Israel has proved itself a diverse and flourishing Jewish democracy, which makes it doubly disturbing when some of its loudest voices are of those who challenge its Jewish and democratic ideals.
Case in point: Rabbi Ovadia Yosef, spiritual leader of the Shas party and the former chief Sephardi rabbi of Israel, who added to his growing list of disturbing comments by suggesting that gentiles exist to serve Jews. “Goyim were born only to serve us. Without that, they have no place in the world, only to serve the People of Israel,” he said in very public comments heard on Israel’s Channel 10.
Yosef’s remarks, based on the narrowest and meanest interpretations of chosenness, rightly outraged anyone who understands the Torah’s essential tenet that we are all, Jew and gentile, created in the image of God.
Meanwhile, a Kadima Party lawmaker has proposed legislation that would ban Arabs from eastern Jerusalem from serving as tour guides in the city. According to Gideon Ezra’s bill, “these residents often present anti-Israeli positions to groups of tourists that they guide.” His bill would mandate that tour guides be Israeli citizens and have “institutional loyalty to the State of Israel.”

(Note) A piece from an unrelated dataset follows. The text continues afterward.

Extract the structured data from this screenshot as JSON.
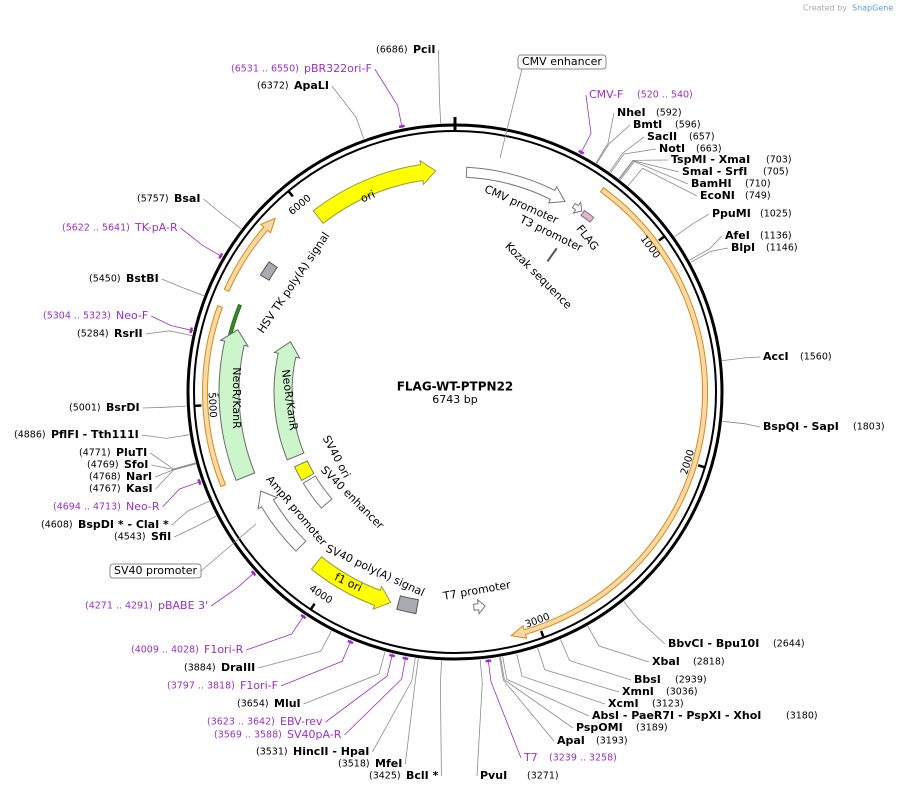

Even if there are legitimate concerns about some guides, Israel’s Tourism Ministry could surely keep their tours from becoming platforms for political propaganda without an intrusive citizenship test.
These two troubling incidents come at a time when Israel is understandably feeling besieged by those who challenge its legitimacy. The new pledge of allegiance, which adds “Jewish and democratic state,” grew out of this context. While innocuous on its surface, a number of political scientists and democracy advocates in Israel worry about the ambiguity of the word “Jewish” and suggest that the oath is meant to cast a shadow on Israel’s Arab citizens.
Israel’s democratically elected government is entitled to its own decisions. But its leaders might well heed the concerns of its own citizens, many of whom insist that the best way to ensure Israel’s Jewish and democratic character is to assert it in deed, not word.